Daher verlange ich einen juristisch wasserdichten Vertrag zwischen Bund, Land, Bergbautreibenden und dem Landkreis Spree-Neiße! Einen Vertrag über Ausgleichsmaßnahmen für Belastungen aus zukünftiger Braunkohleförderung im Kreisgebiet. Als Kreistag und als Kreisverwaltung sollten wir uns kurzfristig auf berechtigte und durchsetzbare Forderungen verständigen, die Aufnahme von diesbezüglichen Verhandlungen fordern und die Ergebnisse in einem Spree-Neiße-Kohlevertrag fixieren! Vorher geht mit unserer Zustimmung kein Spaten in die Erde!!
 
Ihr Einverständnis vorausgesetzt, werde ich mich außerdem umgehend mit den zehn vom Braunkohlebergbau betroffenen Landkreisen der Bundesrepublik Deutschland in Verbindung setzen, um mit diesen Erfahrungen auszutauschen.
Gleiches gilt für die Kontaktaufnahme zur Stadt Cottbus, denn auch sie ist – zwar nicht direkt durch die Abbaggerung einzelner Ortsteile, aber dennoch sekundär - von den Auswirkungen des Braunkohlebergbaus betroffen. Es wird mit dem Oberbürgermeister der Stadt und mit den Stadtverordneten zu reden sein, um auch sie für unsere Positionen zu gewinnen.
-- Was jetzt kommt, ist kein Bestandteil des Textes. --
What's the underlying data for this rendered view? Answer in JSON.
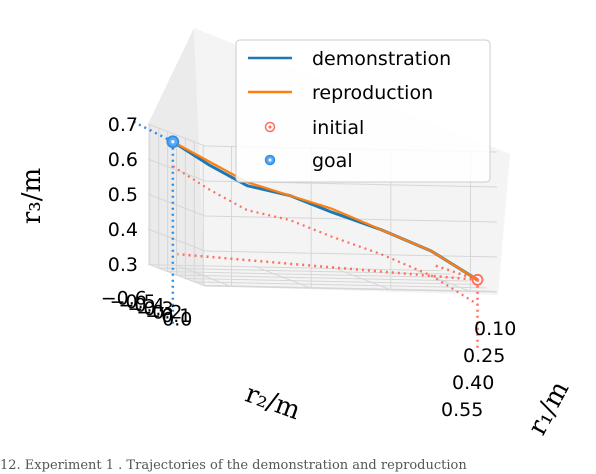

Es ist eine alte Weisheit, die noch heute gilt: Nur Einigkeit macht stark!
 
Meine Damen und Herren,
wir haben uns diese Situation nicht ausgesucht! Auch mir wäre es lieber, wir könnten uns mit erfreulicheren Themen befassen. Und doch müssen wir nun das Beste daraus machen! Zeigen wir, dass wir ein großes Potenzial an ENERGIE haben – nicht nur in unserer Erde!!!